Les racines de cette crise sont structurelles. La production ivoirienne a chuté drastiquement, passant d’un pic de 2,3 millions de tonnes en 2022/23 à environ 1,75 million de tonnes lors de la campagne 2023/24. Cette baisse s’explique par plusieurs facteurs convergents qui fragilisent durablement l’outil productif national.

Le vieillissement des plantations constitue le premier défi : 70% des cacaoyers ne sont plus en état de produire efficacement. Parallèlement, la propagation du swollen shoot virus touche désormais environ la moitié des exploitations, compromettant sévèrement les rendements futurs.

Les aléas climatiques amplifient cette vulnérabilité. La succession d’épisodes de sécheresse et de pluies irrégulières perturbe les cycles de production. La récolte intermédiaire (mid-crop) illustre parfaitement cette situation : estimée en chute de 40%, elle ne devrait atteindre que 280 à 300 000 tonnes contre 500 000 tonnes habituellement.

Répercussions sur l’ensemble de la filière

Cette contraction de l’offre génère des effets en cascade sur l’économie cacaoyère. Au niveau international, elle alimente les tensions sur les cours mondiaux, déjà marqués par une crise des prix historique amorcée en 2024. Pour les acteurs locaux, la réduction des volumes exportables compromet la planification des opérateurs et pèse sur les revenus des coopératives.

Les petites structures font face à des défis supplémentaires. Les nouvelles réglementations anti-déforestation européennes imposent des coûts de mise en conformité estimés à 200 FCFA par kilogramme, menaçant la viabilité de nombreuses exploitations sans intervention étatique.

Paradoxalement, certaines modernisations s’accélèrent. La traçabilité numérique progresse avec le déploiement de cartes d’identification des agriculteurs et de systèmes de paiement mobile, permettant une meilleure structuration de la commercialisation.
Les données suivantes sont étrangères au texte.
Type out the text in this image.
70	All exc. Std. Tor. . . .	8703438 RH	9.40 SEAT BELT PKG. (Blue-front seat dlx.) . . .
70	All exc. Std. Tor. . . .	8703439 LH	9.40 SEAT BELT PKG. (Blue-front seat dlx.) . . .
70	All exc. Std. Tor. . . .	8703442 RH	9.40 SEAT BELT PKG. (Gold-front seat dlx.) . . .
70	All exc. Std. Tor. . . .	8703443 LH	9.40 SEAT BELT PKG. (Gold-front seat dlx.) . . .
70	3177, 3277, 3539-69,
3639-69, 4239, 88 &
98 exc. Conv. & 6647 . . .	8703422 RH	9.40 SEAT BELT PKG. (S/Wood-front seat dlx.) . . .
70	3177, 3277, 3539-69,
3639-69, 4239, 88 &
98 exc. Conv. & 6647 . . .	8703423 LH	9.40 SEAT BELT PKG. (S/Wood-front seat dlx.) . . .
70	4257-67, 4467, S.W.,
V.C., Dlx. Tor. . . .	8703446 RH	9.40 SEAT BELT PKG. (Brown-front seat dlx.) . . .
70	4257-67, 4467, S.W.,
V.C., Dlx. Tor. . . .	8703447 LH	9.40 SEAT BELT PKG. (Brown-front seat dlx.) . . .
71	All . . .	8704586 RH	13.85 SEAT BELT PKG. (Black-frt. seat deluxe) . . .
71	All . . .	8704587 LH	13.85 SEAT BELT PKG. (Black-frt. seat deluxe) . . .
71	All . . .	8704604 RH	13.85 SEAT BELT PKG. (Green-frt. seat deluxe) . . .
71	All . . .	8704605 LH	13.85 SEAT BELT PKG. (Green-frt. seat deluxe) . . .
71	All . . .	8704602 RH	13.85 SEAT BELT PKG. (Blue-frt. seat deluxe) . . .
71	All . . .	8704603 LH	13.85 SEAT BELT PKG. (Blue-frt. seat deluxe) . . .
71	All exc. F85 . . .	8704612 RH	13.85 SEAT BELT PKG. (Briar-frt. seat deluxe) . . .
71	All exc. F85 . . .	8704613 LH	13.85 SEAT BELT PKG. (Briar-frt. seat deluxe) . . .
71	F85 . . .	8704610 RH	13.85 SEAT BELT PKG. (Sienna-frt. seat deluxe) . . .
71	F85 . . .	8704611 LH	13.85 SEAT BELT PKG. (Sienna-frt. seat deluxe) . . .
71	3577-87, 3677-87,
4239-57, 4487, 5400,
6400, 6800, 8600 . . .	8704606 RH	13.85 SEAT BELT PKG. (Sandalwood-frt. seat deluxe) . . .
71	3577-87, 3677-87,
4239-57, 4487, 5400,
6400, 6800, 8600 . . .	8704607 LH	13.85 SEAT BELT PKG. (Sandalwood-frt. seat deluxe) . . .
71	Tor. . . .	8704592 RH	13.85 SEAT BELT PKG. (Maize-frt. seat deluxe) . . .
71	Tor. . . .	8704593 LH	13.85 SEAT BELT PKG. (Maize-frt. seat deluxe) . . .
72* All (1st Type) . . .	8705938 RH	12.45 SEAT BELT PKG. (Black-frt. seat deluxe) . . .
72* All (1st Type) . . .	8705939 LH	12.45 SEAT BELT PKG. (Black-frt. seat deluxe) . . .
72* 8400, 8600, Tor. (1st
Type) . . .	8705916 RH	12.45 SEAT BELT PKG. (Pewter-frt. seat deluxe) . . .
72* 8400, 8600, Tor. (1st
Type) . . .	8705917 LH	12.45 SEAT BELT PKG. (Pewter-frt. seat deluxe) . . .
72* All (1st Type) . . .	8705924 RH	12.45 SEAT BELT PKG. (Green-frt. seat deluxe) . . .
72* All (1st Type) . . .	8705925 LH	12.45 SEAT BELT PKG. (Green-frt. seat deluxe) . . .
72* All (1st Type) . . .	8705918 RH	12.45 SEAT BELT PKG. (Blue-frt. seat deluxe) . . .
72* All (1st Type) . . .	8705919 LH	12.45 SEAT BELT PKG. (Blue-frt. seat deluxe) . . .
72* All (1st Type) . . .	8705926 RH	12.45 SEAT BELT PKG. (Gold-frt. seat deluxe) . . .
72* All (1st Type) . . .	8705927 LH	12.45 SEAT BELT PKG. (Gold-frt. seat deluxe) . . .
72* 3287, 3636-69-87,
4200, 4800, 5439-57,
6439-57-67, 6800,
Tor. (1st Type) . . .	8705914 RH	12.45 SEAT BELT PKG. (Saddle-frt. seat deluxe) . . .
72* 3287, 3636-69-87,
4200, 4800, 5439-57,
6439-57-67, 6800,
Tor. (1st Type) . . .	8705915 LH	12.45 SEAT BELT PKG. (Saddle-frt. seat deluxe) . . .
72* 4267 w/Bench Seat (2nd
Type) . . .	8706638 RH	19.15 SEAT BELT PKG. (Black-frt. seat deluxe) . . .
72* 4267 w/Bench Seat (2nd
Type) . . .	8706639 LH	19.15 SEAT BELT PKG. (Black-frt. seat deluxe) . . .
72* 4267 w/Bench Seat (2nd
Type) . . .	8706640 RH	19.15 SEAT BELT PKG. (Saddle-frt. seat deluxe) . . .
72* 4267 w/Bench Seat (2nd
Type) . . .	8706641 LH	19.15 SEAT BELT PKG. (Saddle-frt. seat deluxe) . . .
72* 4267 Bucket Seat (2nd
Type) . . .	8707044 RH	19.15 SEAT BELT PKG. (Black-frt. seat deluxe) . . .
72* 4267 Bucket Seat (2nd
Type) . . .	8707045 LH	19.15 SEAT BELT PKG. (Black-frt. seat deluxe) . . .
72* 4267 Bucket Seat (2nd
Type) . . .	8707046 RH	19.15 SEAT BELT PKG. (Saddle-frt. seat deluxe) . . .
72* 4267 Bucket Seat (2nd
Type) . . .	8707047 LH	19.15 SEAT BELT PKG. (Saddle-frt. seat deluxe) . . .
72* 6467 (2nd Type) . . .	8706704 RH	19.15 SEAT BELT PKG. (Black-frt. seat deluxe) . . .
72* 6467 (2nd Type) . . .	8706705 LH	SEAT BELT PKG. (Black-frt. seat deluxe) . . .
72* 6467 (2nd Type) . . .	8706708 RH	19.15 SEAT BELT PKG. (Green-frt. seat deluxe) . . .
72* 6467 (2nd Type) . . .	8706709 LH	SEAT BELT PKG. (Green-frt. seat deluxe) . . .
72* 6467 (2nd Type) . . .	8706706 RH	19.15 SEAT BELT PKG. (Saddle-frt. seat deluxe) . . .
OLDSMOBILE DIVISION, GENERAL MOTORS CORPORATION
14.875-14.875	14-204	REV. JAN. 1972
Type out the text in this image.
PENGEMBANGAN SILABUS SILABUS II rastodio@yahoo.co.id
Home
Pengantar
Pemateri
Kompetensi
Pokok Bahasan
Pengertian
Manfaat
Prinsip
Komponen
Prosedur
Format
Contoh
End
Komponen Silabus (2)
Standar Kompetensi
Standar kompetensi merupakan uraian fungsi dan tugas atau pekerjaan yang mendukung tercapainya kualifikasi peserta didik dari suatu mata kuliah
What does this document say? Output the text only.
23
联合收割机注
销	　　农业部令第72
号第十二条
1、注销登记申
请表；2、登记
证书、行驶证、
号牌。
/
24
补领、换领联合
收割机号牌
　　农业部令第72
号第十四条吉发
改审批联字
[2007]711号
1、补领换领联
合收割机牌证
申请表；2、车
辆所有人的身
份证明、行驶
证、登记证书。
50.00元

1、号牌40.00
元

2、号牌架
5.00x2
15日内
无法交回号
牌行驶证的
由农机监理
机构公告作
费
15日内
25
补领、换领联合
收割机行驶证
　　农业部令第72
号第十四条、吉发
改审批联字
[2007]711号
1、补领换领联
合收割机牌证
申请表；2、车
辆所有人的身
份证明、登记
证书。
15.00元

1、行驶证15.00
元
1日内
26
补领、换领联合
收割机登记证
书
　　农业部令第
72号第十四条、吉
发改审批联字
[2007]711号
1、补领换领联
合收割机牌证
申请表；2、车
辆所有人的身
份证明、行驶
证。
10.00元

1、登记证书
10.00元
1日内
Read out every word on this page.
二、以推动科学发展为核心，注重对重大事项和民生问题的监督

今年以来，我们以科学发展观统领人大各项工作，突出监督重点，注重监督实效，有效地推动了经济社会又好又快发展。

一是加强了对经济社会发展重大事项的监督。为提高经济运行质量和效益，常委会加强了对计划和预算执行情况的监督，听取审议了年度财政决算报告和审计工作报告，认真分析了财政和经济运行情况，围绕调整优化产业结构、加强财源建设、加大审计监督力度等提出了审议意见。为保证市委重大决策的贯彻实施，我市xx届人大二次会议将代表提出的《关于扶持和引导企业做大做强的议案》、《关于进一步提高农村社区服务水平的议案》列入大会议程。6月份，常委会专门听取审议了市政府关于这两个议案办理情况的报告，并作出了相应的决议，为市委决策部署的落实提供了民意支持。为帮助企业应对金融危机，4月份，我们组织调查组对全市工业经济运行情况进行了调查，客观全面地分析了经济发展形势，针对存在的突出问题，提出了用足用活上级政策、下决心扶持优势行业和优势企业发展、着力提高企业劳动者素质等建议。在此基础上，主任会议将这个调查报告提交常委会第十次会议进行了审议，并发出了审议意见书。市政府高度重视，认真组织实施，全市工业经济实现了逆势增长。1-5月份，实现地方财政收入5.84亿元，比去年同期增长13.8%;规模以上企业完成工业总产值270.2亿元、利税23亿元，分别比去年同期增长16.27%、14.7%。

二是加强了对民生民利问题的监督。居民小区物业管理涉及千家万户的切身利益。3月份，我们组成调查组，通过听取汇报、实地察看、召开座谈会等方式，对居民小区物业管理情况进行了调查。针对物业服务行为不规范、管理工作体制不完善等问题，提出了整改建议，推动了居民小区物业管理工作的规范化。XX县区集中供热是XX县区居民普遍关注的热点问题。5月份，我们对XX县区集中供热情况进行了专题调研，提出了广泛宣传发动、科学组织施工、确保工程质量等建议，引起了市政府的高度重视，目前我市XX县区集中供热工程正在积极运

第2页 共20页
Vers une transformation nécessaire

Face à cette situation, plusieurs axes de redressement s’esquissent. La rénovation du verger national apparaît prioritaire, nécessitant une accélération des programmes de replantation avec des variétés résistantes aux maladies et mieux adaptées aux évolutions climatiques.

La montée en gamme industrielle représente également un levier stratégique. Le renforcement des capacités de transformation locale, notamment chez des acteurs comme Transcao, permettrait de capturer davantage de valeur ajoutée sur le territoire national.

L’initiative Côte d’Ivoire-Ghana pour le cacao (CIGCI) pourrait jouer un rôle renforcé dans la stabilisation des revenus producteurs, à l’image d’un “OPEP du cacao” capable d’influencer les équilibres mondiaux.

Un tournant décisif

La révision successive des objectifs d’exportation traduit l’urgence d’une transformation structurelle de la filière cacaoyère ivoirienne. Au-delà des ajustements conjoncturels, c’est la capacité du pays à préserver son leadership mondial qui se joue. Entre renouvellement agricole, modernisation industrielle et soutien ciblé aux producteurs, les choix des prochains mois détermineront l’avenir d’un secteur vital pour l’économie nationale.